When does it run? National Express coaches usually run throughout the day, with a service gap between 1 a.m. and 3.45 a.m. Check the exact timetable for your route here. You can find out more about Megabus times on its website.
Transit time: From Terminals 2 and 3, National Express coaches take anywhere from 55 minutes to one hour and 20 minutes to reach Victoria Coach Station, depending on the time of day you travel. Megabus lists transit times of 45 and 55 minutes for the same journey.
From Terminal 5, National Express coaches can take anywhere from one hour and 20 minutes to one hour and 35 minutes.
Estimated cost: For National Express coaches, a single journey starts from 6 pounds ($7.42) per person. For Megabus coaches, a single journey starts from 8 British pounds ($9.89).
Other travel options
You can take local bus 285 from Heathrow Central Bus Station (serving Terminals 2 and 3) to Feltham train station. It’s 16 stops away. From there, you can hop on a 30-or-45-minute train to Waterloo via Clapham Junction.

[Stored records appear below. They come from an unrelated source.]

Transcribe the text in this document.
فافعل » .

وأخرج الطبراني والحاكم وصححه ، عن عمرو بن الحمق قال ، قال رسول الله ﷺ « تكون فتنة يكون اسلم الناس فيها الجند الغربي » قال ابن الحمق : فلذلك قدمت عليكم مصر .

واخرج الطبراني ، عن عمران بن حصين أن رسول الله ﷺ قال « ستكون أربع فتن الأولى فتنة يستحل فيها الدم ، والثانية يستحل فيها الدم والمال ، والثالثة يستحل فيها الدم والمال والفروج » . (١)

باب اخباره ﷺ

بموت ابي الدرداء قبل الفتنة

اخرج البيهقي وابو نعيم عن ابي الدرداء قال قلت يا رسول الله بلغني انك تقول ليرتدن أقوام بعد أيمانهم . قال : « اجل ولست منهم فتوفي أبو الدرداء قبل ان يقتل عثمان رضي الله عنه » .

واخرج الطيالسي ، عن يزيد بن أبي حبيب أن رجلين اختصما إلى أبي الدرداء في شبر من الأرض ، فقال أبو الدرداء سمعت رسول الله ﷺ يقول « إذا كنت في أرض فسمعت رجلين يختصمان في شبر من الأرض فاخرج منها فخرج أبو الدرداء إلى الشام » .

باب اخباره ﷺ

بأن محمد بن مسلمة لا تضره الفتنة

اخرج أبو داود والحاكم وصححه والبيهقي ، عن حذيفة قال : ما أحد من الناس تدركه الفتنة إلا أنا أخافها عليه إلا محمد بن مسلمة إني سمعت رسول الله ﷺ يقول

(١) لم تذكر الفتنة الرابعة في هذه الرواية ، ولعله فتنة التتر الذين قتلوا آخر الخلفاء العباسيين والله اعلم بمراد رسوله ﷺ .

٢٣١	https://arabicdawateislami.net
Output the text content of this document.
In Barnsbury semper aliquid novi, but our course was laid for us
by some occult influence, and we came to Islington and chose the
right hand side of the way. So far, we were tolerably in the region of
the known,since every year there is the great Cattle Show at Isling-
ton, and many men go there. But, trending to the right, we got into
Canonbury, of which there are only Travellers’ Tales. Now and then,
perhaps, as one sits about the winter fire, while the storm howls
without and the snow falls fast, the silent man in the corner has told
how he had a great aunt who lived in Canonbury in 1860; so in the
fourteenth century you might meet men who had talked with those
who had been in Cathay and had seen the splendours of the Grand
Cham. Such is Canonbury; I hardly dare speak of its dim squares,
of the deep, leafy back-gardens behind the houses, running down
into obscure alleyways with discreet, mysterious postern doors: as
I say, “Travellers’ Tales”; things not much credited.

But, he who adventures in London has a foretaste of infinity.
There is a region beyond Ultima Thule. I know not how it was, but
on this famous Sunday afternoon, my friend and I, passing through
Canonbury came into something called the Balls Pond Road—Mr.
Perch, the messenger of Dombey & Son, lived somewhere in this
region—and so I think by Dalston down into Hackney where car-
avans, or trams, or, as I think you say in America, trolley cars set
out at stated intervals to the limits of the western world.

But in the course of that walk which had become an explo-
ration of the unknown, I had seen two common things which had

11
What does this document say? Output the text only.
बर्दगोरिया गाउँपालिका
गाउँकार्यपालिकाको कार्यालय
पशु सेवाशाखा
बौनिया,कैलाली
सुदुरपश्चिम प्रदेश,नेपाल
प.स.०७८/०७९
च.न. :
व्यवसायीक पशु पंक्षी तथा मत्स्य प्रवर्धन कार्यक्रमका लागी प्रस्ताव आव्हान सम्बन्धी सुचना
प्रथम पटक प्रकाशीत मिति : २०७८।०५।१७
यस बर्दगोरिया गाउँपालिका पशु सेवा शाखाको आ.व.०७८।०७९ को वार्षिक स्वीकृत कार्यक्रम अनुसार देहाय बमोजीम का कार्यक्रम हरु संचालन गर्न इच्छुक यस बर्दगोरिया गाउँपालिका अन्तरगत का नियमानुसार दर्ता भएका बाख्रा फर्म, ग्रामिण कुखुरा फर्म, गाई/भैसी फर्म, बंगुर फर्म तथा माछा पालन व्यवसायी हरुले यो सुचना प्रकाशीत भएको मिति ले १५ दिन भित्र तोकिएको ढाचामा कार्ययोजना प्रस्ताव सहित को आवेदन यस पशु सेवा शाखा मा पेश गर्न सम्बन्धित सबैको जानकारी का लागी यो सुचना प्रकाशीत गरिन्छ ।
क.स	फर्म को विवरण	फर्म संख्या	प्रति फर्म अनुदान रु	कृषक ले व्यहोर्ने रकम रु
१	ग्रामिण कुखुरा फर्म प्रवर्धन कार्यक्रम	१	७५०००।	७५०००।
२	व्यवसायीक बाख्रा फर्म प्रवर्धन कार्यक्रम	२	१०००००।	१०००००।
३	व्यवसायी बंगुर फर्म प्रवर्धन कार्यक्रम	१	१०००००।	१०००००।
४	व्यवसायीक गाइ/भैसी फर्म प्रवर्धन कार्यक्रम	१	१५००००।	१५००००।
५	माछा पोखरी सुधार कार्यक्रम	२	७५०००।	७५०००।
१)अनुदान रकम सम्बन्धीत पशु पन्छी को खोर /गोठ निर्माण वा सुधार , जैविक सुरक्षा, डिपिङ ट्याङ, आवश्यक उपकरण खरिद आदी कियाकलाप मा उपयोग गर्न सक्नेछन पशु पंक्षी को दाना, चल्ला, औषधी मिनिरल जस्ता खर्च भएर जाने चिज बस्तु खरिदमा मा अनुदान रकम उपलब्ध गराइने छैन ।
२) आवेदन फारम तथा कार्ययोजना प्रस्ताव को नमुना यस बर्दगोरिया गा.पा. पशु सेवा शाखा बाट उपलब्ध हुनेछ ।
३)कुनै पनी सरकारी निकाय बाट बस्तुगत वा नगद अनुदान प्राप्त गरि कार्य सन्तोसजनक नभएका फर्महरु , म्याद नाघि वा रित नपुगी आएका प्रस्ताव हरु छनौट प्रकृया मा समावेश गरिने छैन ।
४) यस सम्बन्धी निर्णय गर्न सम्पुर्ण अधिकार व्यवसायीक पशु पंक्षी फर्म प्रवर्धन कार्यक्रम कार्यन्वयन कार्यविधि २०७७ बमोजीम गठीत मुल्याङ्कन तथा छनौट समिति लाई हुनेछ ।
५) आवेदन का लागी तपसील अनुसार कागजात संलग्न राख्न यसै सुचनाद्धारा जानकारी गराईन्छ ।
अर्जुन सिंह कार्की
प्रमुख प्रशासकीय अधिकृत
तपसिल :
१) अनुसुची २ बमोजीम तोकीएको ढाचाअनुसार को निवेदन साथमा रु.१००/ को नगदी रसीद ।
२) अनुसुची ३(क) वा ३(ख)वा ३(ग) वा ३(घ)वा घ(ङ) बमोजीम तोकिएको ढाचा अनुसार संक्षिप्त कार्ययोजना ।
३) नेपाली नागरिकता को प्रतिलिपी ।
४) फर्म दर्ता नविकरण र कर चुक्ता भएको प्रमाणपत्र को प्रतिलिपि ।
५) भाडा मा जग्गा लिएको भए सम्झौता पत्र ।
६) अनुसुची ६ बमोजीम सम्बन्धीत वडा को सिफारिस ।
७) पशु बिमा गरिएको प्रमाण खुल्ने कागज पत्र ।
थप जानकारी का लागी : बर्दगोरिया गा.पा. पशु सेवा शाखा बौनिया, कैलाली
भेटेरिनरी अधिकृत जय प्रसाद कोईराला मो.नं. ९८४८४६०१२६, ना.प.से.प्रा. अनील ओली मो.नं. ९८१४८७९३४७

London bus “hopper fares” cost 1.75 British pounds ($2.16), and train tickets start from 8.60 pounds ($10.64) per person. This option is on the cheaper side. However, it’s very long-winded, especially since you can reach Waterloo Station from Paddington via the Bakerloo Line and the Piccadilly Line (with a change to Jubilee Line at Green Park).
For those traveling somewhere in Greater London, rather than Central London, there are several local bus routes from the airport. View them here.
The best way to get from Heathrow Airport to London depends on your budget, your amount of luggage, and how much time and hassle you are willing to invest in the journey.
If you want to avoid street traffic and save money, the Elizabeth Line and Tube are our top picks. If speed is your primary concern, it’s hard to ignore the Heathrow Express. Need to get away from dragging luggage around or just want the absolutely simplest path from Point A to B? Consider an Uber or taxi.